"Тарант и Гюрзе были скованы взаимной и неодолимой страстью и любили друг дружку с такой нечеловеческой привязанностью, что скоро превратились в насекомое (он) и змею (она). Это диковенное состояние им, однако, наскучило и они снова обратились в людей, сохранив некоторые особенности былого перерождения. Тарант сохранил способность проделывать руками такие вибрации нежности, которые возможны только для трех пар конечностей; Гюрзе не утратила гибкость стана и невероятную чувствительность кожи, дарившую ей наслаждение даже от невинного прикосновения.
Однажды соперница Гюрзе - златокудрая Айдам, не представлявшая свое женское существование без Таранта, наняла в нищем квартале города троицу отчаявшихся пропойц. Бутылка перебродившего вина, чуть ли не уксуса, врученная им Айдам, лишила этих шайтанов рода человеческого остатков праведных наставлений Магомета. В ночь полнолуния они выследили Гюрзе и вымазали ее аллахоподобный лик негашеной известью. Лучшие врачеватели и магрибские маги оказались бессильны вернуть ей былую красоту. Ни слезинки не выронила она из жалости к себе. Мысли Гюрзе стремились и обвивались вокруг образа любимого: она не посмеет тяготить его своим уродством! С первой зорькой, в условленном месте - в саду - она пришла на встречу с Тарантом в парандже.

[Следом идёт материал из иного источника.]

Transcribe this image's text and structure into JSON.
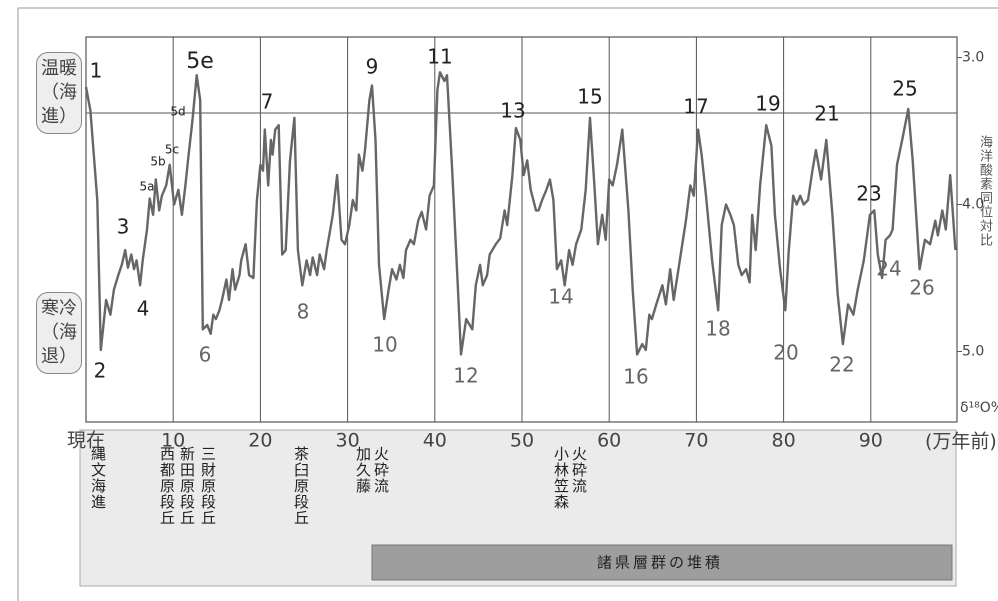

--Любимая! - вскричал он. - Видит Аллах, я выдержу истязания тысячи палачей! Но не видеть тебя - выше моих сил.
--Я пришла попрощаться с тобой, о Тарант!
--Гром небесный поразил мой слух! Ты разлюбила меня, о звезда сердца моего?
--Нет! Дороже тебя нет у меня человека. Ночью настигло меня несчастье. Все во власти Аллаха! Лицо мое изуродовано. Я слишком люблю тебя, Тарант! Не могу позволить себе осквернить наше чувство. Ты больше никогда не увидишь меня! Прощай!
Не говоря ни слова, Тарант обнажил нож и выколол себе глаза.
--Теперь ты не отвергнешь меня? - робко спросил он. - Твой образ в моем сердце! И если в моих глазах отражается твое горе - зачем они мне?
--Ты... я... любимый мой! Я не ждала от тебя такой жертвы! Да будет проклят язык мой, запечатавший вечным мраком твои зеницы!
Гюрзе выхватила из рук Таранта нож и отрезала себе язык. Он тряс ее, крича вопросы, но она, смирясь, вовсе не обижалась на эту шаловливую грубость, хотя голова ее едва не слетела с шеи. Когда солнце прочертило на земле десятиминутную тень - Тарант понял, что возлюбленная его онемела, лишившись языка.
--Зачем мне уши, если ты смолкла!
Он забрал у нее нож и отрезал свои уши. Гюрзе молчаливо зарыдала, нежностью выманила у любимого нож и - выколола себе глаза, прокричав безмолвно: "Я не могу видеть твои страдания!"
На землю падали их пальцы, руки... Через час они были мертвы..."
Впрочем... Арабский комментатор Х1 века Ибн Мойшес, утверждавший, что свиток с этой легендой был вывезен Александром Великим из Вавилона, считал изложенное более поздним пересказом шумерских притч периода среднего матриархата и толковал ее с подкупающим простодушием. Эта легенда, писал он, не что иное как метафорический рассказ о древнейших правилах наследования младшим братом жены брата старшего, усопшего. Нередко разность лет младшего брата и жены его ближайшего кровного родича составляла не менее тридцати лет. Вот почему, завершает мысль Ибн Мойшес, кипучесть молодости, жаждущая в обладание такой же свежести, не находила, подчиняясь закону, другого выбора, кроме добровольного лишения зрения.